The story of the novel begins with the boy’s mother, who was born in Cuba, Robbins said, and her helping to retrieve what was known as the Castro Diaries and all that happens as a result of this and the family ties that are discovered.
Robbins said that writing is his passion, one he discovered in elementary school when he started making up stories, which he said was fun for him.
He added that all throughout his life he has had a vivid imagination and could look at people and come up with a storyline for them.
While he is passionate about his writing, it is not his career, telling that he and his wife are houseparents at the Milton Hershey School in Hershey. They currently have 10 teenage high school boys in their home. They have worked with children throughout the years, he noted, running a group home for troubled children in Alaska and hosting international children when they lived in Arizona.
Those wishing to get a copy of the book can go on Amazon and purchase either one on Kindle or paperback.

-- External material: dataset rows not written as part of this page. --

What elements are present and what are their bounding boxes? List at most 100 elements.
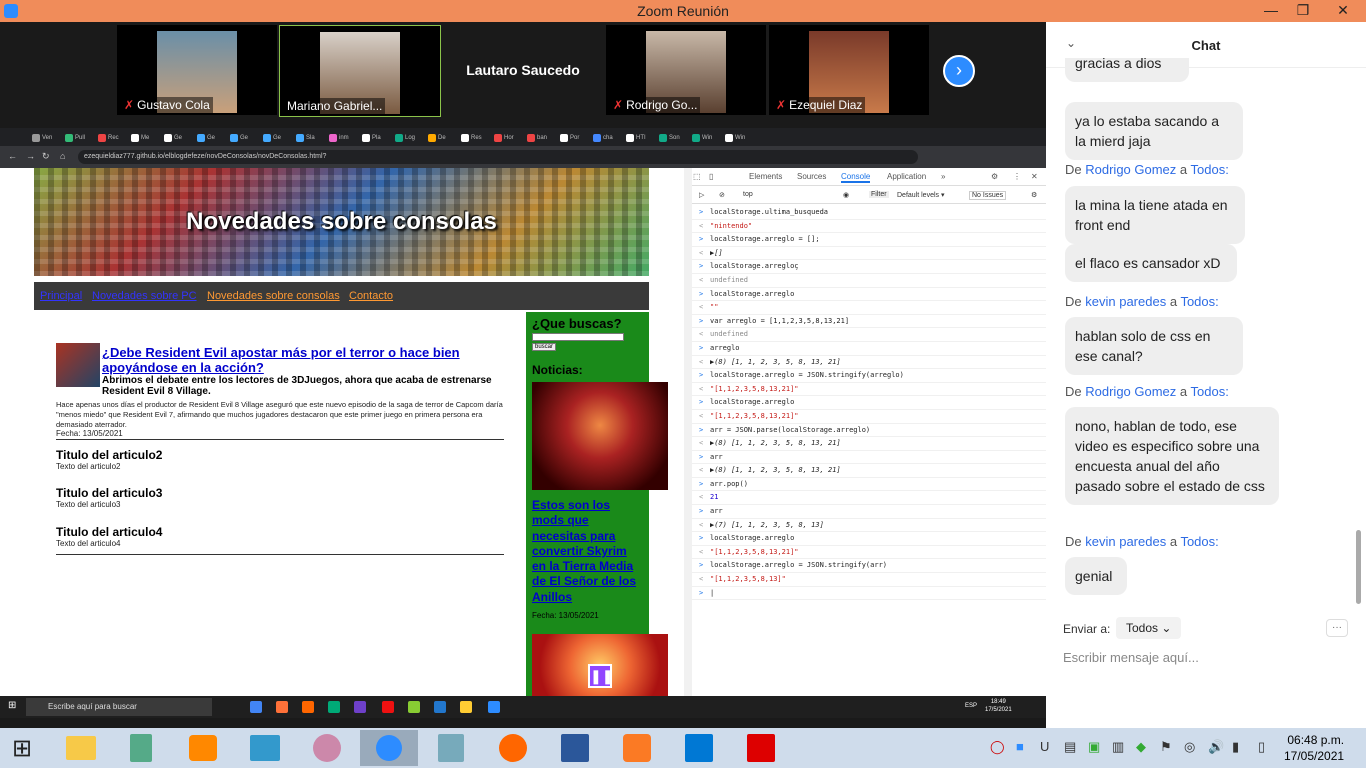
reload-icon[interactable]: ↻: [42, 151, 50, 162]
word-icon[interactable]: [546, 730, 604, 766]
home-icon[interactable]: ⌂: [60, 151, 65, 161]
search-input[interactable]: [532, 333, 624, 341]
browser-tab[interactable]: Ge: [164, 131, 182, 145]
browser-tab[interactable]: De: [428, 131, 446, 145]
tab-sources[interactable]: Sources: [797, 172, 826, 181]
news-link[interactable]: Estos son los mods que necesitas para co…: [532, 498, 644, 605]
back-icon[interactable]: ←: [8, 151, 17, 161]
browser-tab[interactable]: Me: [131, 131, 149, 145]
zoom-tray-icon[interactable]: ■: [1016, 739, 1024, 754]
calculator-icon[interactable]: [112, 730, 170, 766]
search-button[interactable]: buscar: [532, 343, 557, 351]
news-image[interactable]: [532, 382, 668, 490]
next-page-button[interactable]: ›: [943, 55, 975, 87]
paint-icon[interactable]: [298, 730, 356, 766]
windows-start-icon[interactable]: ⊞: [8, 700, 16, 711]
explorer-icon[interactable]: [460, 701, 472, 713]
browser-tab[interactable]: Hor: [494, 131, 514, 145]
filter-input[interactable]: Filter: [869, 191, 889, 198]
zoom-taskbar-icon[interactable]: [360, 730, 418, 766]
settings-icon[interactable]: ⚙: [991, 172, 998, 181]
maximize-button[interactable]: ❐: [1288, 2, 1318, 19]
chrome-icon[interactable]: [250, 701, 262, 713]
update-tray-icon[interactable]: ▣: [1088, 739, 1100, 755]
console-output-line[interactable]: < ▶(8) [1, 1, 2, 3, 5, 8, 13, 21]: [685, 437, 1047, 451]
chat-scrollbar[interactable]: [1356, 70, 1361, 604]
pdf-reader-icon[interactable]: [732, 730, 790, 766]
console-output-line[interactable]: < ▶[]: [685, 247, 1047, 261]
firefox-icon[interactable]: [276, 701, 288, 713]
nav-link-contacto[interactable]: Contacto: [349, 290, 393, 302]
send-to-select[interactable]: Todos ⌄: [1116, 617, 1182, 639]
recipient-name[interactable]: Todos:: [1191, 384, 1229, 399]
browser-tab[interactable]: Ge: [197, 131, 215, 145]
nav-link-consolas[interactable]: Novedades sobre consolas: [207, 290, 340, 302]
taskbar-search[interactable]: Escribe aquí para buscar: [26, 698, 212, 716]
opera-icon[interactable]: [382, 701, 394, 713]
sender-name[interactable]: kevin paredes: [1085, 294, 1166, 309]
browser-tab[interactable]: Win: [692, 131, 712, 145]
file-explorer-icon[interactable]: [52, 730, 110, 766]
console-settings-icon[interactable]: ⚙: [1031, 191, 1037, 199]
console-output-line[interactable]: < ▶(8) [1, 1, 2, 3, 5, 8, 13, 21]: [685, 356, 1047, 370]
tab-elements[interactable]: Elements: [749, 172, 782, 181]
network-tray-icon[interactable]: ◎: [1184, 739, 1195, 755]
more-tabs-icon[interactable]: »: [941, 172, 945, 181]
tab-application[interactable]: Application: [887, 172, 926, 181]
console-output-line[interactable]: < ▶(8) [1, 1, 2, 3, 5, 8, 13, 21]: [685, 464, 1047, 478]
vscode-icon[interactable]: [670, 730, 728, 766]
browser-tab[interactable]: Win: [725, 131, 745, 145]
eye-icon[interactable]: ◉: [843, 191, 849, 199]
inspect-icon[interactable]: ⬚: [693, 172, 701, 181]
notepad-icon[interactable]: [408, 701, 420, 713]
zoom-icon[interactable]: [488, 701, 500, 713]
opera-tray-icon[interactable]: ◯: [990, 739, 1005, 755]
browser-tab[interactable]: Por: [560, 131, 579, 145]
browser-tab[interactable]: HTI: [626, 131, 646, 145]
forward-icon[interactable]: →: [26, 151, 35, 161]
flag-tray-icon[interactable]: ⚑: [1160, 739, 1172, 755]
xampp-icon[interactable]: [302, 701, 314, 713]
browser-tab[interactable]: Pla: [362, 131, 381, 145]
browser-tab[interactable]: Log: [395, 131, 415, 145]
nav-link-pc[interactable]: Novedades sobre PC: [92, 290, 197, 302]
participant-tile[interactable]: ✗ Rodrigo Go...: [606, 25, 766, 115]
nav-link-principal[interactable]: Principal: [40, 290, 82, 302]
windows-start-icon[interactable]: ⊞: [12, 734, 32, 763]
menu-icon[interactable]: ⋮: [1013, 172, 1021, 181]
sender-name[interactable]: kevin paredes: [1085, 534, 1166, 549]
close-button[interactable]: ✕: [1328, 2, 1358, 19]
close-devtools-icon[interactable]: ✕: [1031, 172, 1038, 181]
xampp-icon[interactable]: [608, 730, 666, 766]
device-icon[interactable]: ▯: [709, 172, 713, 181]
participant-tile-active[interactable]: Mariano Gabriel...: [279, 25, 441, 117]
browser-tab[interactable]: inm: [329, 131, 349, 145]
browser-tab[interactable]: Rec: [98, 131, 119, 145]
levels-select[interactable]: Default levels ▾: [897, 191, 944, 199]
browser-tab[interactable]: Ge: [263, 131, 281, 145]
edge-icon[interactable]: [328, 701, 340, 713]
browser-tab[interactable]: Sla: [296, 131, 315, 145]
more-options-button[interactable]: ···: [1326, 619, 1348, 637]
recipient-name[interactable]: Todos:: [1180, 294, 1218, 309]
usb-tray-icon[interactable]: ▥: [1112, 739, 1124, 755]
context-select[interactable]: top: [743, 191, 753, 198]
issues-button[interactable]: No Issues: [969, 191, 1007, 200]
network-app-icon[interactable]: [236, 730, 294, 766]
firefox-icon[interactable]: [484, 730, 542, 766]
clear-console-icon[interactable]: ⊘: [719, 191, 725, 199]
browser-tab[interactable]: ban: [527, 131, 547, 145]
browser-tab[interactable]: Son: [659, 131, 680, 145]
article-title-link[interactable]: ¿Debe Resident Evil apostar más por el t…: [102, 345, 502, 375]
printer-tray-icon[interactable]: ▤: [1064, 739, 1076, 755]
participant-tile[interactable]: ✗ Ezequiel Diaz: [769, 25, 929, 115]
browser-tab[interactable]: cha: [593, 131, 613, 145]
browser-tab[interactable]: Res: [461, 131, 482, 145]
vscode-icon[interactable]: [434, 701, 446, 713]
sender-name[interactable]: Rodrigo Gomez: [1085, 162, 1176, 177]
tab-console[interactable]: Console: [841, 172, 871, 183]
u-tray-icon[interactable]: U: [1040, 739, 1049, 754]
news-image-2[interactable]: ❚❚: [532, 634, 668, 698]
system-clock[interactable]: 06:48 p.m. 17/05/2021: [1284, 732, 1344, 764]
recipient-name[interactable]: Todos:: [1180, 534, 1218, 549]
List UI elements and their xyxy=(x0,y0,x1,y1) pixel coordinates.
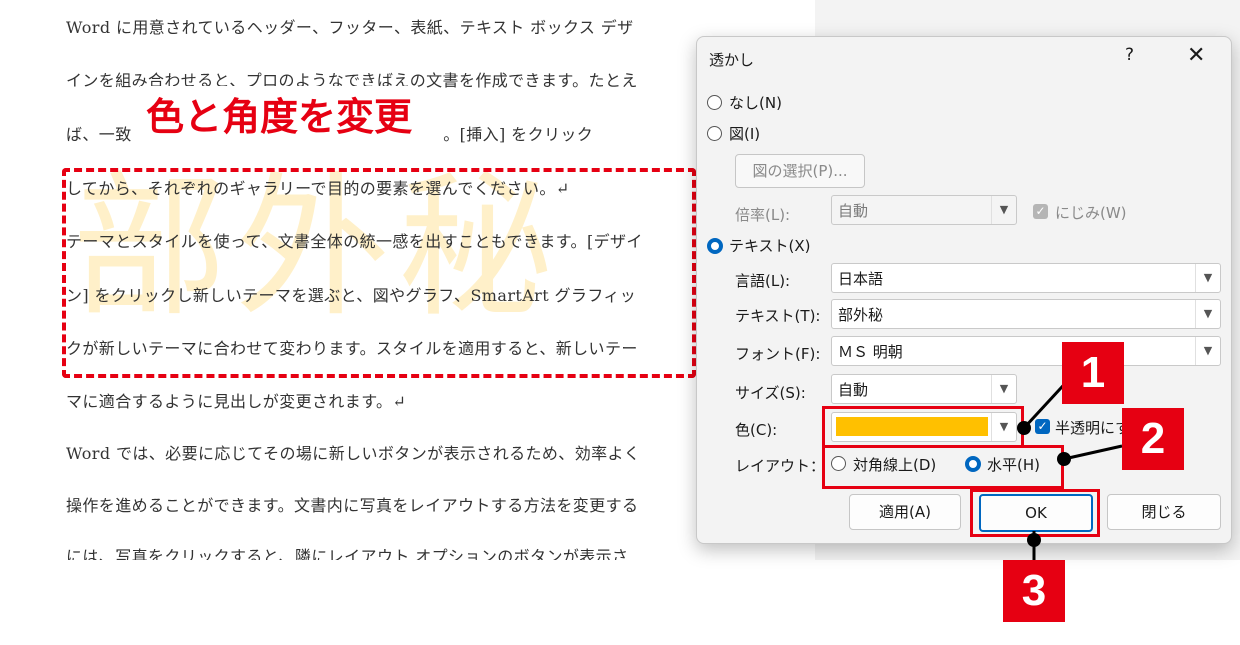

Will there be another to follow the adventures of these families in Salisbury? Robbins said he had not decided yet, as he said when he first set down to write the story, it was based on what would happen to this couple when they went to “witness protection, and the rest of the story wrote itself. I did what I call a John Grisham ending,” he said, taking the reader through lots of pages and a complex story and then wrapping it up in a short amount of time. As for a sequel, “wait and see what happens.”